The educate level is a crucial precursor to effective organizing and is something UFT/Unity doesn't do except on the narrowest grounds. What they do is propagandize. Thus, teachers at the school level are left isolated and without the kind of information they need to function effectively as a chapter. I learned this lesson as a chapter leader in the mid-90's when I put out the chapter newsletter (the precursor to Ed Notes) more and more often until I was doing one more than once a week. I could see the impact in the attendance at meetings (which used to be about giving them info, with little participation). Now they got that info from my newsletters and the meetings were able to focus on school issues. (This was occurring just as the internet was getting reved up and most teachers didn't have email yet so it was hard copy. Nowadays just hit the "send" button and its done, as long as people open the email and read it. I still think hard copy works and the tools should be used together.)
Now, what info to provide? Do you reveal the activities of the union leadership or just feed colleagues the line being tossed out by Unity, which they can read in the NY Teacher or in the numerous propaganda sheets and through visits by union officials? Some people fear that they will be accused of being anti-union if they give their staffs the ICE or Ed Notes point of view.
I disagree. How can they make an informed decision of they don't get various versions of events so they can make up their own minds? Take the recently restored 2 pre Labor Day days in exchange for a massive pension give-back and a Tier 5, which will further divide teachers at the school level and in fact become a hindrance to the ability to organize a chapter to fight back (imagine how newbies will feel about their colleagues who sold them out for these 2 days).

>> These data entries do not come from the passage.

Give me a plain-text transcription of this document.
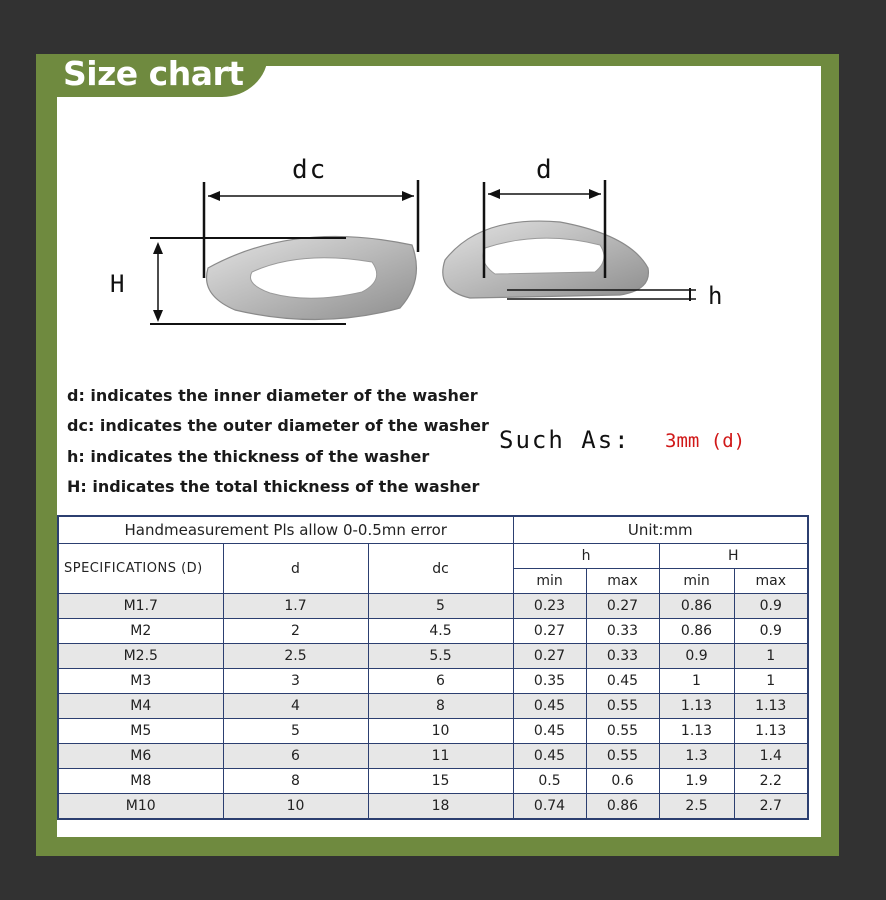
Size chart
dc	d
H	h
d: indicates the inner diameter of the washer
dc: indicates the outer diameter of the washer
h: indicates the thickness of the washer
H: indicates the total thickness of the washer
Such As: 3mm (d)
Handmeasurement Pls allow 0-0.5mn error			Unit:mm			
SPECIFICATIONS (D)	d	dc	h		H	
			min	max	min	max
M1.7	1.7	5	0.23	0.27	0.86	0.9
M2	2	4.5	0.27	0.33	0.86	0.9
M2.5	2.5	5.5	0.27	0.33	0.9	1
M3	3	6	0.35	0.45	1	1
M4	4	8	0.45	0.55	1.13	1.13
M5	5	10	0.45	0.55	1.13	1.13
M6	6	11	0.45	0.55	1.3	1.4
M8	8	15	0.5	0.6	1.9	2.2
M10	10	18	0.74	0.86	2.5	2.7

More and more people,whether a chapter leader or not, seem to have taken it upon themselves to send out info they read at Ed Notes or other blogs to their personal lists. I urge people who read Ed Notes to start doing so. Just don't make the email too long. Use snippets and links so they can pick and choose.
Once people are well-informed at the school level - and I mean informed on every aspect of school life that it is possible to share- the next level is organizing for certain actions. Like grievances. Instead of keeping them quiet like the UFT urges, as long as the person is willing to open up, make them a political fight for the staff instead of a battle of one teacher with the principal. Of course that depends on the grievance, but as a principle, I say fight it publicly.
The next step would be mobilizing people when necessary. More on this another time.
No one has the answers, but Teachers Unite has been exploring these ideas and this meeting is a follow-up to an earlier meeting for people interested in running for chapter leader or delegate where we talked about continuing these discussions even for people who didn't run or get elected. I mean you don't have to be a chapter leader or delegate to provide info to people. I have a friend who has been sharing Ed Notes info for years and talking about how the UFT/Unity machine was operating, or the impact of charter schools which his staff wasn't aware of. Finally, he took the plunge and ran for CL. He was opposed by the retiring CL and the principal. But he won overwhelmingly, partly I believe because he has been laying the groundwork for years.